Круг обязанностей генерал-губернатора был очень широк, к тому же ему подчинялась и полиция города. Милорадович занялся улучшением состояния городских тюрем и положения заключенных, уменьшил количество кабаков и запретил устраивать в них азартные игры. Доступный и снисходительный, он старался во всех делах соблюдать гуманность. Рассказывали, что он был сторонником отмены крепостного права, покровительствовал театрам, был дружен со многими будущими декабристами. Именно ему Александр I поручил объявить молодому поэту Пушкину о запрещении ряда его стихов и о ссылке на юг. Известно, что вызванный для объяснений поэт по требованию Милорадовича тут же написал ему по памяти крамольные стихи. Милорадович появлялся на улицах столицы то во главе отряда во время тушения пожара, то спасая тонущих во время наводнения 1824 г. О чем упоминает Пушкин в «Медном всаднике»: пустился «в опасный путь средь бурных вод <…> спасать и страхом обуялый и дома тонущий народ». И все же рожденный воином, готовый сражаться всегда и везде – настоящее дитя Войны, – Милорадович не получал полного удовлетворения от хлопотной должности градоначальника. Лишь при разного рода происшествиях генерала видели распорядительным, смелым и энергичным. Томясь мирным трудом и весьма скептически оценивая свои заслуги на посту градоначальника, Михаил Андреевич писал императору: «Убедительно прошу ваше величество не награждать меня… По мне лучше выпрашивать ленты другим, нежели получать их, сидя у камина».

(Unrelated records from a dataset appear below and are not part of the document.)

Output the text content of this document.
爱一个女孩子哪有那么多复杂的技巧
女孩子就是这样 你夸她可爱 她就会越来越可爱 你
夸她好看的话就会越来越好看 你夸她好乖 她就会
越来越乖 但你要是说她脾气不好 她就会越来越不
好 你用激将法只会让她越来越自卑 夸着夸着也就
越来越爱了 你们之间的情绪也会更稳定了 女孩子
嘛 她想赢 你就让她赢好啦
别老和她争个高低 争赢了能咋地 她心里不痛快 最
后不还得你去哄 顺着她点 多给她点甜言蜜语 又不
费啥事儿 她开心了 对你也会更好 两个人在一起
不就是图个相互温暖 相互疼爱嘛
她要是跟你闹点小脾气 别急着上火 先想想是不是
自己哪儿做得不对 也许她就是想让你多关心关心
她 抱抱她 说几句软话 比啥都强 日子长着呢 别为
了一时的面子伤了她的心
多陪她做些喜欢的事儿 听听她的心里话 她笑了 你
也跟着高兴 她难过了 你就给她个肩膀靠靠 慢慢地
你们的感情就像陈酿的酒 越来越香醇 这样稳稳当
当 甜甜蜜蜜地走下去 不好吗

После смерти императора Александра I началось междуцарствие. По закону престол должен был получить цесаревич Константин Павлович, давний покровитель Милорадовича, а в тот момент наместник императора в Царстве Польском. Но Константин уже несколько лет как развелся с супругой, немецкой принцессой, и женился на польской дворянке католичке Иоанне Грудзинской (в замужестве княгиня Лович). Таким образом, Константин трижды нарушил закон о престолонаследии, введенный Павлом I: был разведен, сочетался браком с «иноверкой» и с женщиной, не принадлежавшей ни к одному владетельному дому Европы. Чтобы получить право на счастливую семейную жизнь (а Константин и Лович действительно любили друг друга), ему пришлось отречься от права наследования. Он сделал это в письменной форме, но текст заявления не был обнародован Александром I. Император назначил наследником своего второго брата – Николая. Бумаги, касавшиеся этого вопроса, находились в запечатанном виде в Государственном совете и в Успенском соборе Московского Кремля, когда Александр I отправился в свое последнее путешествие в Таганрог. На юге император умер, так и не успев предать гласности свою последнюю волю. Находившийся в Петербурге великий князь Николай назначил присягу своему старшему брату – Константину.
Будучи близок к великому князю Константину Павловичу еще со времен Итальянского и Швейцарских походов, Милорадович предпочел его Николаю. Милорадович уверял Николая, что он не ручается за спокойствие столицы, если будет объявлена присяга последнему: «Ваше высочество, гвардия вас не любит». Михаил Андреевич полагал, что у кого «60 ООО штыков в кармане», тот и решает судьбу короны. Но уже дворцовые гренадеры, услышав от него требование присягнуть Константину, отказали, заявив, что ничего не слышали о болезни государя Александра Павловича. Понадобилось личное вмешательство великого князя, чтобы те подчинились и все-таки присягнули. Считается, что по требованию Милорадовича, пугавшего сановников беспорядками в столице, великий князь написал письмо московскому архиепископу Филарету с запретом вскрывать бумаги, находившиеся в Успенском соборе. Была угроза, что Петербург присягнет одному государю, а Москва – другому.